We know each other, right? You're on Facebook. No? Maybe we tweeted about Iraq? Or were we job-nobbing on LinkedIn? Increasingly, if you're not plugged into a social network, you feel out of the loop. But as scientists start to study our newfound connectivity, some worry that we're heading for a massive friender-bender.

"It can be exhilarating, at least at first, to connect with long-lost friends," says network science expert Steven Strogatz, PhD, a professor of applied mathematics at Cornell University. But the downside, he worries, is growing confusion between our weak ties (people who might be useful in referring us to a good dentist or helping us find a job) and our strong ties (those we're very close to). "The distinction between genuine friends and acquaintances is becoming blurred. Users are spending time maintaining relationships with people they don't really care about."
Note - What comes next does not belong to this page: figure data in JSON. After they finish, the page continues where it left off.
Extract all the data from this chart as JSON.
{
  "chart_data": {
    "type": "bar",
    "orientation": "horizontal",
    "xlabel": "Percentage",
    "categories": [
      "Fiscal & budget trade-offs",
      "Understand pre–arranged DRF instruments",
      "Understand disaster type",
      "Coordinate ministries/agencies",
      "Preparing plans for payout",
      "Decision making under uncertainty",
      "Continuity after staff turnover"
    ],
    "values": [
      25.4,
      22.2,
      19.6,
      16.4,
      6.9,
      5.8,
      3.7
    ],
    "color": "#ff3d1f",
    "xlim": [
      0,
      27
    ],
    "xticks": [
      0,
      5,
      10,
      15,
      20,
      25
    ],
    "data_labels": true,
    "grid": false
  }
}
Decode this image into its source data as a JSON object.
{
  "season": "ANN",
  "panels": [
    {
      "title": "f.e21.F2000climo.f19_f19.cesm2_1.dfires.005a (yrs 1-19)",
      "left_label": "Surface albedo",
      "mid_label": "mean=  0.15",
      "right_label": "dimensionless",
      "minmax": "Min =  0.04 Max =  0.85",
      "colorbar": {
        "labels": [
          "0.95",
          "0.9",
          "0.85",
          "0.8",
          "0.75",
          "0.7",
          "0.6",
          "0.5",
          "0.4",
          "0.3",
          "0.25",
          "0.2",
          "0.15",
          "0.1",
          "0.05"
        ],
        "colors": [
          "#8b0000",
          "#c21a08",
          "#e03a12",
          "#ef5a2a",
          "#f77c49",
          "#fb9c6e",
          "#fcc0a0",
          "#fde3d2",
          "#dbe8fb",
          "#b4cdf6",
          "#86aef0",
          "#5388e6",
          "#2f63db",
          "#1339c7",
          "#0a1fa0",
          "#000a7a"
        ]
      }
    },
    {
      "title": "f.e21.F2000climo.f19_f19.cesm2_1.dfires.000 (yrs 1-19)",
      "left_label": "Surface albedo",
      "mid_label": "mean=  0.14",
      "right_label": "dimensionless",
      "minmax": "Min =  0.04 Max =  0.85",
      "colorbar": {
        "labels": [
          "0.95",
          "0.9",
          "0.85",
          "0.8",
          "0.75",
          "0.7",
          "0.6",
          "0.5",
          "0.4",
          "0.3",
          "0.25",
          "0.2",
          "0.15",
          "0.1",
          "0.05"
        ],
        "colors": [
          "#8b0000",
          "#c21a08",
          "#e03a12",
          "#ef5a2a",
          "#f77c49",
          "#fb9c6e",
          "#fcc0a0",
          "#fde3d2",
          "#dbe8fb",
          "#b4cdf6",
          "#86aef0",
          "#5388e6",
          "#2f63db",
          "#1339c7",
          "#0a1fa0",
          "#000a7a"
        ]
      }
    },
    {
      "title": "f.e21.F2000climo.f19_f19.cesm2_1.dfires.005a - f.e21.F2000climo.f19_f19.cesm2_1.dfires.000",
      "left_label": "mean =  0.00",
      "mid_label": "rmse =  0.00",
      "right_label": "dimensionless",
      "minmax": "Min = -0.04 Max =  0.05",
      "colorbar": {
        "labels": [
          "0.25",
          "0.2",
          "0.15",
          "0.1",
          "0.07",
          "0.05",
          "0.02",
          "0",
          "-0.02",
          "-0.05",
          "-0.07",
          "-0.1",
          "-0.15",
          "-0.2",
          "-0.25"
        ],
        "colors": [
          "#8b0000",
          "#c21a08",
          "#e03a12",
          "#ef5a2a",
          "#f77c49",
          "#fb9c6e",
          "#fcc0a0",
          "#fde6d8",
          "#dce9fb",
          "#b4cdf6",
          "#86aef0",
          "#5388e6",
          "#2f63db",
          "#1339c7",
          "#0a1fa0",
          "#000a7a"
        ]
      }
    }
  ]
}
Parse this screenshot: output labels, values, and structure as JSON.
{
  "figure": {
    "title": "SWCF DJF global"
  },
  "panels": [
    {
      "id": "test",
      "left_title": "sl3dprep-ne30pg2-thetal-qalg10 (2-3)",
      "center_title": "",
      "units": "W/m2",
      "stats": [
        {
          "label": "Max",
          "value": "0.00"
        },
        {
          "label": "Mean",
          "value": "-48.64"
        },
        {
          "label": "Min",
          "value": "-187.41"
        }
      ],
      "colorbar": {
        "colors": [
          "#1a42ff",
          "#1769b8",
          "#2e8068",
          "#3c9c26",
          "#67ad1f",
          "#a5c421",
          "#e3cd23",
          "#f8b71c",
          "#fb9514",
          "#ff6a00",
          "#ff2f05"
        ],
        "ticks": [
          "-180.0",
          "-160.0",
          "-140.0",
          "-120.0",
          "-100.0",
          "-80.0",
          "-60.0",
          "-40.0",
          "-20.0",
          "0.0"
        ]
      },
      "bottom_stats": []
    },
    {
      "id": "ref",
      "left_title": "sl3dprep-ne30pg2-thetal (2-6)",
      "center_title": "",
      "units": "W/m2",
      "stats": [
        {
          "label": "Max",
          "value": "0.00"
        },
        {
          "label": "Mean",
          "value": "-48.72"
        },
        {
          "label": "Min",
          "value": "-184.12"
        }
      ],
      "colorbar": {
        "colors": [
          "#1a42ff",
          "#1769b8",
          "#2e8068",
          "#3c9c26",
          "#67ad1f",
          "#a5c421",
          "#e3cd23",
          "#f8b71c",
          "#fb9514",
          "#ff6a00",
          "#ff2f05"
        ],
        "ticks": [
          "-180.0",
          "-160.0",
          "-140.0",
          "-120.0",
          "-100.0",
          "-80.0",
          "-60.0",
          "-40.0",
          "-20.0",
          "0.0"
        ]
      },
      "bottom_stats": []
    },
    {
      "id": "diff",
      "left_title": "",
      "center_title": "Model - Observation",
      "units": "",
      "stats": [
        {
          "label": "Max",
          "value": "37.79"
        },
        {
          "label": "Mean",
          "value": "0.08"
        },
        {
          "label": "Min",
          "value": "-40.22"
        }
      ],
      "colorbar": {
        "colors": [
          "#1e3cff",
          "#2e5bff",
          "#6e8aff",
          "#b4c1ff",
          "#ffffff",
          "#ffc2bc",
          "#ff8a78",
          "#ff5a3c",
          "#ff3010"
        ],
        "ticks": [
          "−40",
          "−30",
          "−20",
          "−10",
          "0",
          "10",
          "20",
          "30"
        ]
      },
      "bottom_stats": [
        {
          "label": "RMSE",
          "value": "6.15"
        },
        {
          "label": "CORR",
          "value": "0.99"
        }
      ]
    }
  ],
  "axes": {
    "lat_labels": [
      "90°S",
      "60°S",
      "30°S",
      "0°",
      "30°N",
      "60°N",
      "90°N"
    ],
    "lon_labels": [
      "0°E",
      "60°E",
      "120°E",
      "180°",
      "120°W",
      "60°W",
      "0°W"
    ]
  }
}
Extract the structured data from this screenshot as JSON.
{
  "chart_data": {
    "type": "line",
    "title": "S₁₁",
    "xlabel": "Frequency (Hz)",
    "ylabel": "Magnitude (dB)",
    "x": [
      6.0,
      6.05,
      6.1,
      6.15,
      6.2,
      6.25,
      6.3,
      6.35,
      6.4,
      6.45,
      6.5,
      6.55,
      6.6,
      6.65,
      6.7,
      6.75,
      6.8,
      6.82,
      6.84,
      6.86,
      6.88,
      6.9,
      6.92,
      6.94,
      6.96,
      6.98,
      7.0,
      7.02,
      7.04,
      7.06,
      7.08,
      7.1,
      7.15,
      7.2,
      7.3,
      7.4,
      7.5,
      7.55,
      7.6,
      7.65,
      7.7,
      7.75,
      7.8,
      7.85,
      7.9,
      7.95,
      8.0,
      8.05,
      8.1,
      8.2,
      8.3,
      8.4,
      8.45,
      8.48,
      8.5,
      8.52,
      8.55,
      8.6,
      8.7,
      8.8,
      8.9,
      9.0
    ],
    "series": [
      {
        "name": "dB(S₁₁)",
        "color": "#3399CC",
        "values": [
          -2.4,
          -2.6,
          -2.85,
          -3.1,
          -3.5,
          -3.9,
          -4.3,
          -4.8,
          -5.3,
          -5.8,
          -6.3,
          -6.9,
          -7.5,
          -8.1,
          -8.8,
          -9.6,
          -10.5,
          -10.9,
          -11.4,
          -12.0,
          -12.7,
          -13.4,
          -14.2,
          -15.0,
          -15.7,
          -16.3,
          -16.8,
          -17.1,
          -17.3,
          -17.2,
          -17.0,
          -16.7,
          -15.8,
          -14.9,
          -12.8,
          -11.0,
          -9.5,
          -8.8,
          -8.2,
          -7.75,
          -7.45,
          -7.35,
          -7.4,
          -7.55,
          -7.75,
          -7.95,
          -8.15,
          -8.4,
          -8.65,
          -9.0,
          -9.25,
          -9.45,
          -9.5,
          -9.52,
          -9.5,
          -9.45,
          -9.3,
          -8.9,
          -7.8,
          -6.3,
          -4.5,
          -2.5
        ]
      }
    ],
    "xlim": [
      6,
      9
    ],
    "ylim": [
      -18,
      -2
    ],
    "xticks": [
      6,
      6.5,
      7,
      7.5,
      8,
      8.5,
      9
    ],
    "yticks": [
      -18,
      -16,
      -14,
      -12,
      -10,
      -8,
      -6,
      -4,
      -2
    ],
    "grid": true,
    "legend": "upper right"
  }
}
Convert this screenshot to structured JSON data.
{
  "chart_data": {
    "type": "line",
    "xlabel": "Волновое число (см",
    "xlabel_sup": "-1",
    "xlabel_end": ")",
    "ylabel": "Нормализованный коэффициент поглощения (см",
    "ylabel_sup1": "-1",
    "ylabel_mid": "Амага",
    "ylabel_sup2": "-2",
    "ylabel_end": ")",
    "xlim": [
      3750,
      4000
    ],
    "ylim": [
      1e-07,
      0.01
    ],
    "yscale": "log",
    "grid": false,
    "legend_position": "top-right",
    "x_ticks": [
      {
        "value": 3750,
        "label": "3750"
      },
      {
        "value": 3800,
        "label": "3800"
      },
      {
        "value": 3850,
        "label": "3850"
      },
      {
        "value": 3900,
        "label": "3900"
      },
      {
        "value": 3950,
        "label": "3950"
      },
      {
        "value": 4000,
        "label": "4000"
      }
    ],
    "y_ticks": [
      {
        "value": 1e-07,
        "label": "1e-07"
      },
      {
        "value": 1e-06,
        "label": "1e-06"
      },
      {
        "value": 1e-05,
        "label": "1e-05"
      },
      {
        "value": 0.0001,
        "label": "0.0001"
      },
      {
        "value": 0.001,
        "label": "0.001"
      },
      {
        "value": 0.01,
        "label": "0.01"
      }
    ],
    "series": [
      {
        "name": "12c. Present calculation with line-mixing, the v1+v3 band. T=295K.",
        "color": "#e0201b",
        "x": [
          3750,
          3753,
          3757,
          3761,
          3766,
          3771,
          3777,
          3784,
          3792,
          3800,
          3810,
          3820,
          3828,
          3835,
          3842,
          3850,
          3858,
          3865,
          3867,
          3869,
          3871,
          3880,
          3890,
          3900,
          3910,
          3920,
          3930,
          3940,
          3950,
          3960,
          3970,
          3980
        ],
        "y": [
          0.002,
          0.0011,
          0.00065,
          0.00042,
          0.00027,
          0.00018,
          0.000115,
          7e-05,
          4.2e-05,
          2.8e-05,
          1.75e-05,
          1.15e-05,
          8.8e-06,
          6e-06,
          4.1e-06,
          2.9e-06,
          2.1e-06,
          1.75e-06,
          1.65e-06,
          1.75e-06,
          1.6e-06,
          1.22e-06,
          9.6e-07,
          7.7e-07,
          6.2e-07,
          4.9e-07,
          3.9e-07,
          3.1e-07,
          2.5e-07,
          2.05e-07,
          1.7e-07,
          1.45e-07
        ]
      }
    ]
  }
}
And who are these people, anyway? Electronic relationships make it easy for "friends" to misrepresent themselves—always showing their best side, for instance—notes Pauline Wiessner, PhD, a University of Utah anthropologist who studies social networks. Anonymity also allows darker impulses to flourish. In one tragic case, 13-year-old Megan Meier hanged herself after being cyberbullied on MySpace by Josh Evans—not a real boy, it turned out, but a creation of neighbors.

High-speed connecting may even affect the way we react to people. In a recent study out of USC, brain scans showed that volunteers needed at least four to six seconds to process stories of virtue or social pain in others. "It takes a certain amount of time to fully experience complex social emotions," says the lead author, cognitive neuroscientist Mary Helen Immordino-Yang. Heavy reliance on the rapid intake of certain information—especially in younger, developing minds—could have consequences on our morality. It could also be "a whole new source of unhappiness," says Strogatz. "On Twitter the conversation never stops. You start to feel that if you're not involved in it, you're missing out."

It's enough to make you long for the good old days of connecting over a cup of coffee.